Against Ajax in the 1969 finals we can see some of the genius of Gianni Rivera. As captain of the Milan team, Rivera was the centre of all Milan’s play.

He did not have a set position in the midfield and was given the license to roam, and naturally he liked to be wherever there was space as we can see below.


Defensively, Rivera didn’t always dive into the challenges but he had enough intelligence to position himself in the right spot to intercept passes.


If the space doesn’t exist, then Rivera could make space with his intelligent movements such as pulling away from a defender.

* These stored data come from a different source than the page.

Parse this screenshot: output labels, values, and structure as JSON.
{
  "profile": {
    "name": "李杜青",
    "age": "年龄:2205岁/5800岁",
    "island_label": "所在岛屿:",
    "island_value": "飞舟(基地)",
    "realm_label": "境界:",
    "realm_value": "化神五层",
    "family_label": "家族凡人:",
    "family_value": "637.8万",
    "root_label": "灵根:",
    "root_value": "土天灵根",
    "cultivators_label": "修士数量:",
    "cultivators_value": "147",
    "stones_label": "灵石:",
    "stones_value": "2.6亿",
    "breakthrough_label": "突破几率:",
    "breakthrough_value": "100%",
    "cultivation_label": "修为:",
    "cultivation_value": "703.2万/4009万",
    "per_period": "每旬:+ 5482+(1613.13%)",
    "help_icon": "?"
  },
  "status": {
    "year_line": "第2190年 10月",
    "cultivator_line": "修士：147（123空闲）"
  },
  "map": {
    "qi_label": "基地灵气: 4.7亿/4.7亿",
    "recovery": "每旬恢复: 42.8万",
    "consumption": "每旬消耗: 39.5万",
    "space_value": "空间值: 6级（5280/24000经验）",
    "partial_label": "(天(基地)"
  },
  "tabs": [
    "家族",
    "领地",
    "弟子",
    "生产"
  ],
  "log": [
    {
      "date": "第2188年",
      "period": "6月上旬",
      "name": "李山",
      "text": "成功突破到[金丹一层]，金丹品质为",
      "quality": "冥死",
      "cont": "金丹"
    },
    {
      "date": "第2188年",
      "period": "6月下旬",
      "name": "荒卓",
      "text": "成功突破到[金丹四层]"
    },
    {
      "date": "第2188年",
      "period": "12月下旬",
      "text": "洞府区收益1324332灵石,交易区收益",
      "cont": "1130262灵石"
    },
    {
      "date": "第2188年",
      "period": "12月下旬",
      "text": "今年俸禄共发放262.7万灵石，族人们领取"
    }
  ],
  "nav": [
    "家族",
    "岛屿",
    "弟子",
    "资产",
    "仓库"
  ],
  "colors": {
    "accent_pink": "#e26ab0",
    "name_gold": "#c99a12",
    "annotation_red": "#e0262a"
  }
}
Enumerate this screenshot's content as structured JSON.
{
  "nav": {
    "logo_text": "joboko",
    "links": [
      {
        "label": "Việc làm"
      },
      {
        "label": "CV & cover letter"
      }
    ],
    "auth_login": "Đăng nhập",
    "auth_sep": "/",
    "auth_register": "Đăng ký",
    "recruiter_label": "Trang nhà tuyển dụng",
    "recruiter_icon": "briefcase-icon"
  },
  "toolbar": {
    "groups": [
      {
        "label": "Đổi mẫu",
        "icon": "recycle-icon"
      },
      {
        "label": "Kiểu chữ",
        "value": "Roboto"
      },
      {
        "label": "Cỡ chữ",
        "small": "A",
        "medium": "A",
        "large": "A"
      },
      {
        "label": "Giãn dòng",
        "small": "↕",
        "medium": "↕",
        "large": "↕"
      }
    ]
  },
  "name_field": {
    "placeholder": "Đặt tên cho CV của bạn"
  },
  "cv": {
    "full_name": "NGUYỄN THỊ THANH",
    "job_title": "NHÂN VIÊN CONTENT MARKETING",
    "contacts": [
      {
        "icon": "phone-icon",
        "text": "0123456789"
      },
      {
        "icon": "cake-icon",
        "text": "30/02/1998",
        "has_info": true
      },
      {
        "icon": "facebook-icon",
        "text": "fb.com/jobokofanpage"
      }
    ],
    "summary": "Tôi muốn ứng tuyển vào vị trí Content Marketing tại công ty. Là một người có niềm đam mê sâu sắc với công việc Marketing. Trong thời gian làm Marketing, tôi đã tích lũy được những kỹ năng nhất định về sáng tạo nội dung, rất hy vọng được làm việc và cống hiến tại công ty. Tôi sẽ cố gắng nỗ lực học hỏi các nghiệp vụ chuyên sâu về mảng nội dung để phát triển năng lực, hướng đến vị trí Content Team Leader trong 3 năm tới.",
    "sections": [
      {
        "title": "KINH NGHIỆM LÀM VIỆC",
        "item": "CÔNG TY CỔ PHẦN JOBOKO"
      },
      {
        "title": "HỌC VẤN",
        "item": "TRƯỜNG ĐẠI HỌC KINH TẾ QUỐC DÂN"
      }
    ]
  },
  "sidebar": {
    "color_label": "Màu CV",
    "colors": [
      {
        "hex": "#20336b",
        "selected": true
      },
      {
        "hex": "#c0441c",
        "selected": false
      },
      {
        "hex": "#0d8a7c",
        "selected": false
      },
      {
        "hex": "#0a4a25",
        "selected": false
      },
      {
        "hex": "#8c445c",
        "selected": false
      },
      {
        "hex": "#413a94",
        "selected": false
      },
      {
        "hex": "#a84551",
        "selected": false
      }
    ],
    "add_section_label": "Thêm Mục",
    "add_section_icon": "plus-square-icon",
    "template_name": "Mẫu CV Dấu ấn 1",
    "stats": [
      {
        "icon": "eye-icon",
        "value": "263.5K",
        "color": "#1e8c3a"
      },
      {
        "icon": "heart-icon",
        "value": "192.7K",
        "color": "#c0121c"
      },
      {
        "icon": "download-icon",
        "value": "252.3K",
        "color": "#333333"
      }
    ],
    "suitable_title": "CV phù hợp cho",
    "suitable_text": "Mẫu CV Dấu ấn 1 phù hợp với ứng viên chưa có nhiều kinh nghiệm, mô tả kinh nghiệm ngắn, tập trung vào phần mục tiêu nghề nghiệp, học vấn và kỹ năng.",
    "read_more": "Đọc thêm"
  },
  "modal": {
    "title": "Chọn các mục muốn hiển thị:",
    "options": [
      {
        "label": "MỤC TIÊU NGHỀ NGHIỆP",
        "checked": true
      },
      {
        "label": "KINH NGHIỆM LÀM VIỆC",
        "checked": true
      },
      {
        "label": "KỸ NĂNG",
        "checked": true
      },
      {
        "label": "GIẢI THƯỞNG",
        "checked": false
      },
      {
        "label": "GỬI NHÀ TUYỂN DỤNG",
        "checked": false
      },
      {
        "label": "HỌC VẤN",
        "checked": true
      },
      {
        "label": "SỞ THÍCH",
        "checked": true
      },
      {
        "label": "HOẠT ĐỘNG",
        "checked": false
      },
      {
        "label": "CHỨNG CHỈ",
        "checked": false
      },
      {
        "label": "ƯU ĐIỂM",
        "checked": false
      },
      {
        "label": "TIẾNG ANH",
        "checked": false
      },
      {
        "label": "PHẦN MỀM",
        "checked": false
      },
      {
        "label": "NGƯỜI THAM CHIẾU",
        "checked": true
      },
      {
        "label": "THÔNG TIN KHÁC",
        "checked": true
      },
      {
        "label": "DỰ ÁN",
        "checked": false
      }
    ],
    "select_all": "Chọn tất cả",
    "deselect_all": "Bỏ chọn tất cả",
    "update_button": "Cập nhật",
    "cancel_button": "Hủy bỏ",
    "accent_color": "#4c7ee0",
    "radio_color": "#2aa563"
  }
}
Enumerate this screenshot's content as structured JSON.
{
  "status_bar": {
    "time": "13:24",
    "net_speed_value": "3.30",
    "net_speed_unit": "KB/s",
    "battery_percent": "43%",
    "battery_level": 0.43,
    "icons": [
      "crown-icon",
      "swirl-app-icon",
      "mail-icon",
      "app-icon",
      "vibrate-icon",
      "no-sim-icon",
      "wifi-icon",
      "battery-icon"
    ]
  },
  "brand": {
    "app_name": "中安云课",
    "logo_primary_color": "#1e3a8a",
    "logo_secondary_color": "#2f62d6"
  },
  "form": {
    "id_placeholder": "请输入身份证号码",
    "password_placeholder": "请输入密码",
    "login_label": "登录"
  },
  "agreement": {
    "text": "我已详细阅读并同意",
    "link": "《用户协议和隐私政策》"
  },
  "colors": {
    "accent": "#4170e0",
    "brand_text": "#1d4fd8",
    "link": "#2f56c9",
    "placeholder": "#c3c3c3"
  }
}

Rivera’s eye for a pass was something different. He was well aware of Lodetti his team-mate making a run from behind and therefore he holds on to the ball and draws the Ajax defender, allowing Lodetti to make the run and making a through ball to release him.


His ability to beat a man and then draw him and Prati’s marker to make the mistake of double marking him to make space for a shot is unparalleled.

He also combined well with his team-mates to create quick one-twos to release to break opposition defences.

Individual awards

Gianni Rivera won the Ballon D’or in 1969 after leading AC Milan to the European Cup and was the first Milan player to win the prestigious trophy, now regarded as the highest individual accolade.

Gianni Rivera (Milan AC. Italie). Ballon d'Or 1969. | Balón de oro,  Leyendas de futbol, Balones

It’s hard for the current generations or even future generations to know much about him other than watch YouTube videos and read up, but for his time Rivera was a visionary and one of the greatest ever to have won the game.

Tags AC Milan Gianni Rivera


  1. Yeah I haven’t watched him before, but with this text I can imagining his vision similar or more like KdB or Modric in this era. Salute Legend

  2. What a travesty and tragedy for Italian football that Ferruccio Valcareggi – the Italian manager – didn’t stick to his staffetta and bring Rivera on as a sub in the second-half of the 1970 World Cup final. With the match delicately poised at 1-1, Rivera – the 1969 European footballer of the year, the creative force who galvanised and illuminated the Italian midfield and attack whenever he was on the pitch – instead of being brought on to replace Mazzola, was left warming the bench until 6 mins from the end, by which time Brazil had scored 2 more goals and effectively won the game. Rivera was a victim of football politics. When asked decades later why Valcareggi didn’t bring him on at half-time in the final, as he’d done in the QF against Mexico and the famous SF against West Germany, Rivera had the good humor to say: “I think he forgot.” He was a class act.